02-28-2023, 03:55 PM
Die beiden Frauen betraten den niedrigen Gang und wurden fast augenblicklich von einer feuchten Wärme eingehüllt, die ihnen stoßweise entgegenzukommen schien. Die besorgten Stimmen ihrer Begleiter blieben hinter ihnen zurück. So als kämen die Worte nicht durch die dicke Luft, die wie Sirup in dem Tunnel stand. Zehn, vielleicht fünfzehn Schritte hallte noch der blanke Steinboden unter ihren Füßen. Der schleimige Bewuchs beschränkte sich anfangs nur auf Wände und Decke, begann dann jedoch auch den Boden zu okkupieren und bildete einen weichen Teppich, der ihre Schritte dämpfte.
Keiner von beiden hatte daran gedacht, eine Lichtquelle mitzunehmen. Selari wohl aus Enthusiasmus nicht und Estelle, weil ihr eine Waffe wichtiger erschien. Nachdem sie ein gutes Stück gegangen waren, hätte sie absolute Dunkelheit umhüllen und zur Umkehr zwingen müssen.
Dem war aber nicht so.
Durch die Luft flog ein grün leuchtender Punkt, bei dem es sich um ein Insekt zu handeln schien. Das Tier leuchtete überaus stark und seine Lumineszenz genügte allein schon, um seine unmittelbare Umgebung zu bescheinen. Tatsächlich war es mit seiner Fähigkeit, aus sich selbst heraus zu strahlen, nicht allein. Von den Wänden ging ebenfalls ein leichter Schimmer aus. Wie sich zeigte, waren die Ursache hierfür kleine Pilze, kaum größer als ein Fingernagel. Ihre Kappen glühten in einem leichten Blau. Bei einem einzelnen der Gewächse hätte man dies sicher kaum wahrgenommen, doch da sie die Wände regelrecht überzogen, genügte es problemlos, die Umrisse des Ganges nachzuzeichnen und ein Anstoßen des Kopfes zu verhindern.
Das allein war vorteilhaft, doch es verblasste wortwörtlich, als sich der Gang verbreiterte und mehr und mehr an eine natürliche Höhle zu erinnern begann. Hier wuchsen längliche Pflanzen. Zumindest drängte sich diese Assoziation zu Pflanzen auf. Wer wusste schon was sie wirklich waren.

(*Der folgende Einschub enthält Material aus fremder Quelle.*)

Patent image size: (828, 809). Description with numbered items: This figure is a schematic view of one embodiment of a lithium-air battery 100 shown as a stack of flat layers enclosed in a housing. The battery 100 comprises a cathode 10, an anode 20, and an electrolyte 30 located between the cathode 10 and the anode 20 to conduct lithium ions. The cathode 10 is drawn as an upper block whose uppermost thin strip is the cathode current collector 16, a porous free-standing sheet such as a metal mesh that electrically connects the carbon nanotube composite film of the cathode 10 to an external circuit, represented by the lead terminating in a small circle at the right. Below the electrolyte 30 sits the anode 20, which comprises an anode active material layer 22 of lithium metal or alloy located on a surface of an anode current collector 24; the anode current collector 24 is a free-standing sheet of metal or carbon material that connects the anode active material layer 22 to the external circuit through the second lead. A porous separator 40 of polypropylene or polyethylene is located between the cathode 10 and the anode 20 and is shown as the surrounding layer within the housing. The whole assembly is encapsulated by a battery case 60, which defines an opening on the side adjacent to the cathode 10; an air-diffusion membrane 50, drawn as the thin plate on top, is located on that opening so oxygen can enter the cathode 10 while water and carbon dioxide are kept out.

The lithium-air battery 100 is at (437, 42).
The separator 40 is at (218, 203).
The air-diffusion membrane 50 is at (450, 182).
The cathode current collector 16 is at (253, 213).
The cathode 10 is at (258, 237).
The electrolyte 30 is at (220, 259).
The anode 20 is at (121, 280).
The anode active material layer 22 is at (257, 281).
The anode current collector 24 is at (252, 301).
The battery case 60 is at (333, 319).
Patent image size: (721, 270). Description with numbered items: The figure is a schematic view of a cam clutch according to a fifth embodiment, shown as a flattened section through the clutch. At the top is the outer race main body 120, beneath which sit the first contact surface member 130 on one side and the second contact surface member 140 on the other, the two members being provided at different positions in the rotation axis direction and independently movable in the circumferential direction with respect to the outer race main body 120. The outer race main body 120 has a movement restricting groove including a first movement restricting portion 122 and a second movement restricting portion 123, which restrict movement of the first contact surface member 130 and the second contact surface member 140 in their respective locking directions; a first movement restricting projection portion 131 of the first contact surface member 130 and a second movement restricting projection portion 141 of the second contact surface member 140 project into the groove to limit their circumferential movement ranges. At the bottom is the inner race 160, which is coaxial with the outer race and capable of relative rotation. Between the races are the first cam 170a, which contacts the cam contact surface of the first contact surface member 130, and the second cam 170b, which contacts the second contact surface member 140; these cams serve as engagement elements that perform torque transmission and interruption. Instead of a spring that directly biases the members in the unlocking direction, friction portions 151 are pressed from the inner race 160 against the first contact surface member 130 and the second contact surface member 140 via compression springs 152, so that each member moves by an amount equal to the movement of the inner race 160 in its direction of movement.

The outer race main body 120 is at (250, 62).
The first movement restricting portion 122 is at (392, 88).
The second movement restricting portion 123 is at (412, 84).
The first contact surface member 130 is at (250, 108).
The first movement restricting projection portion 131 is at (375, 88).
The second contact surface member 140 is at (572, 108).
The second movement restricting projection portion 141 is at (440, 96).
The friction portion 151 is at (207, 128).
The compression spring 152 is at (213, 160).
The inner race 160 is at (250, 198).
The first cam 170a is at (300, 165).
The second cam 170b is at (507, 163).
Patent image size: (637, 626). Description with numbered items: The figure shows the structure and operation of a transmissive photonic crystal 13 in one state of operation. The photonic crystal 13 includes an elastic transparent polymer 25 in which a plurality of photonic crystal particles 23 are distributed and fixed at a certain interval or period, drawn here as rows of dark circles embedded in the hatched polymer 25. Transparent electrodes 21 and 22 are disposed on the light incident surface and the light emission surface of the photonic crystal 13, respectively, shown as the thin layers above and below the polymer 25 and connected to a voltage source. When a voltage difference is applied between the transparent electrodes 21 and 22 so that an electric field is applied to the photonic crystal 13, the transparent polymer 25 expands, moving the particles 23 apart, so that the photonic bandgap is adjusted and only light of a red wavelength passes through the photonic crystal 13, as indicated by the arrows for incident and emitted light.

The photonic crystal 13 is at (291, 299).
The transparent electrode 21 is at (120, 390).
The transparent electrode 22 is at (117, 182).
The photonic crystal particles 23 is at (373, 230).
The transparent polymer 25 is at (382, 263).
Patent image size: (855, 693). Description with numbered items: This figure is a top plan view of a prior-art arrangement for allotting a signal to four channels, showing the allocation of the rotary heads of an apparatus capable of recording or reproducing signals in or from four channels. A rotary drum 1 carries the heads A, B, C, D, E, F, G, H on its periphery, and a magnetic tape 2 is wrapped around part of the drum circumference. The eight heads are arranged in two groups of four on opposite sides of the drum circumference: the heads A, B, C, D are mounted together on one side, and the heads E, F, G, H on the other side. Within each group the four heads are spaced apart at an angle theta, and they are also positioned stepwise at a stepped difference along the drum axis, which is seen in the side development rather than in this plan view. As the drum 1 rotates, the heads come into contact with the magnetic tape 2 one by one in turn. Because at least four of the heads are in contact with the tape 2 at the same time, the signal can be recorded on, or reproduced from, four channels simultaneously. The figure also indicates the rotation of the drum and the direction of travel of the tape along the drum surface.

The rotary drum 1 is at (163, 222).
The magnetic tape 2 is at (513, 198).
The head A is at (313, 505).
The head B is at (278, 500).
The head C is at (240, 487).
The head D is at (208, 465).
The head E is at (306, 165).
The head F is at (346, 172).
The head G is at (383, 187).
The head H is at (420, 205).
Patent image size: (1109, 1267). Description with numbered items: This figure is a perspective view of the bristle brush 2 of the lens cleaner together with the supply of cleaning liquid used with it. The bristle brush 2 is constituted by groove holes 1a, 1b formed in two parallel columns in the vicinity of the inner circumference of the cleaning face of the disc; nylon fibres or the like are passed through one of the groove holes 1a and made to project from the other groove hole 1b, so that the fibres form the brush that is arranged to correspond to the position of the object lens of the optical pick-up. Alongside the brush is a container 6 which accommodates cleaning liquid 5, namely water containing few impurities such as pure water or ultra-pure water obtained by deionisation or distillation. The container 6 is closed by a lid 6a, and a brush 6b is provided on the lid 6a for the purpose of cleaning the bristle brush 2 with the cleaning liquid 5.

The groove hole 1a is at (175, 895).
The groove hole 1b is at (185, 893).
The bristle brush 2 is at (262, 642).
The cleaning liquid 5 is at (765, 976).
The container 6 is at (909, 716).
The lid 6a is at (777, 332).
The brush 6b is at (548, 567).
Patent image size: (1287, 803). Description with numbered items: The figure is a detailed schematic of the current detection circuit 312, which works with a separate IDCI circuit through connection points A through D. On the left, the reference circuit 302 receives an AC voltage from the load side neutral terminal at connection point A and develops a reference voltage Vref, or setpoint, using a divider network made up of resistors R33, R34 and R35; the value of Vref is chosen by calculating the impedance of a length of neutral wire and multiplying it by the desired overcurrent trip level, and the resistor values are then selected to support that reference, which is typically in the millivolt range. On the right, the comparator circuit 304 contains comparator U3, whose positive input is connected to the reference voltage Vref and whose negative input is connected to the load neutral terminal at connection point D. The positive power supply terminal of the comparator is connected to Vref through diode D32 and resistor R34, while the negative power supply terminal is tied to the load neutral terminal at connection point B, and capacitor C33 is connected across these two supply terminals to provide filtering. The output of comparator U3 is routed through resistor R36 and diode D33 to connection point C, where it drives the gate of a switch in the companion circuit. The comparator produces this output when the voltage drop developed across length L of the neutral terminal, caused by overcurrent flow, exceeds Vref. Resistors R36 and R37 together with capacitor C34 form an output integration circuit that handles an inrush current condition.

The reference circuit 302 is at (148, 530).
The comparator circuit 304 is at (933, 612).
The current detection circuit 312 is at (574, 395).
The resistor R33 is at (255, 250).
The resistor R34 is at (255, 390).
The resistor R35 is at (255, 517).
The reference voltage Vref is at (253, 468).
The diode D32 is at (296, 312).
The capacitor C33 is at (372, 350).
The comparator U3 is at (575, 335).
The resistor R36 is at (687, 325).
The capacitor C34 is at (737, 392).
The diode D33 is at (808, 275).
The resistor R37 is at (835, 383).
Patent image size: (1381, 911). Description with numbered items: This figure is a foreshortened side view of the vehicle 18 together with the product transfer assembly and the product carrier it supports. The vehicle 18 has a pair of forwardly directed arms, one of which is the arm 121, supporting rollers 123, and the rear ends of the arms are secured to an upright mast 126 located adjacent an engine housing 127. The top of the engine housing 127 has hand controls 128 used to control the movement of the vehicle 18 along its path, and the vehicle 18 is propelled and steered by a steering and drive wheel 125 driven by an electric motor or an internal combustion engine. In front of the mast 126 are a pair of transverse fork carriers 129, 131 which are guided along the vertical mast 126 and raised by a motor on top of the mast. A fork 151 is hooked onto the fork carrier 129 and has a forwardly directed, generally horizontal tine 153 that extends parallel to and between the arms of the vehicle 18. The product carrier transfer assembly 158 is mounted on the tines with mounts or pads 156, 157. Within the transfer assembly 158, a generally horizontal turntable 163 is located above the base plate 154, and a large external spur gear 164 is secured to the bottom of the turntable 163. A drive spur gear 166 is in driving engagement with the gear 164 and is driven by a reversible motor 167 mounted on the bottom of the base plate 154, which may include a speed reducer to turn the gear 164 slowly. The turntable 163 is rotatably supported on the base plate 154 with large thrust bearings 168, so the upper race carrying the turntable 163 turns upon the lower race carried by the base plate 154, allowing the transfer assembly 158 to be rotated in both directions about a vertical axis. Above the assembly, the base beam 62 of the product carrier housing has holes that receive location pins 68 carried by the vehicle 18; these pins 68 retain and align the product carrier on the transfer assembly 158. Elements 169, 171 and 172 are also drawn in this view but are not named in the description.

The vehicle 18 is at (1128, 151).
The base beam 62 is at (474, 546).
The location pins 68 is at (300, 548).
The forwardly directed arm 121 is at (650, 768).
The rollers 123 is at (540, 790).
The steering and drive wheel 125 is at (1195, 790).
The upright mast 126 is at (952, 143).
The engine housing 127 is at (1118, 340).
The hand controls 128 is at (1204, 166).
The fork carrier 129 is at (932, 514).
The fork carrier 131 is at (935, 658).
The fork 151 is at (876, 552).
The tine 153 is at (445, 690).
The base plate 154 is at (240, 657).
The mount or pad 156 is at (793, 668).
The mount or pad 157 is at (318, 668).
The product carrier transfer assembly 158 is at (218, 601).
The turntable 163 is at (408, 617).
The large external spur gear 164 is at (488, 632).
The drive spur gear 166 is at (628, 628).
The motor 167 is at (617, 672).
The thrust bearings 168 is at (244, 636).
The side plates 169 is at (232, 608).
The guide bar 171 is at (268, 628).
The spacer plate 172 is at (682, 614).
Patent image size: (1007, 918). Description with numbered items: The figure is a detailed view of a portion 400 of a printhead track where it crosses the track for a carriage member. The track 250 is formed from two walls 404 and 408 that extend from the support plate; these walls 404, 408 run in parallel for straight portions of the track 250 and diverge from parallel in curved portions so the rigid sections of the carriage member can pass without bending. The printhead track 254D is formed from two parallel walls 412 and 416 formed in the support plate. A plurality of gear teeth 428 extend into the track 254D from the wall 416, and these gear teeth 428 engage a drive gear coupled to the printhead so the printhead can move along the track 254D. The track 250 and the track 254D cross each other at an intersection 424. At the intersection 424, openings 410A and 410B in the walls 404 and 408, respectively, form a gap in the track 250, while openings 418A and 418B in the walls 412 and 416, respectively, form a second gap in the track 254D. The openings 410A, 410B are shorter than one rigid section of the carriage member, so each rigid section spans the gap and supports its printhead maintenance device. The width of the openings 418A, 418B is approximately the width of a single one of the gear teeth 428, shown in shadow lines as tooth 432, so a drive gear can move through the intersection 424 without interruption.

Auf den verkrümmten Stielen dieser sonderbaren Fauna saßen hell leuchtende Knollen. Sie strahlten in so intensivem Weiß, dass sie jeder Lampe damit hätten Konkurrenz machen können. Was sie aus der Dunkelheit schälten war eine bizarre Traumlandschaft aus organischem Werden und Vergehen. Umsponnene Zusammenballungen, die an Spinneneier denken ließen, lagen zwischen Haufen aus pulsierenden Massen. Was genau diese Masse war, ob Pilze, ob Fleisch, ob beides oder nichts davon, war unmöglich auszumachen.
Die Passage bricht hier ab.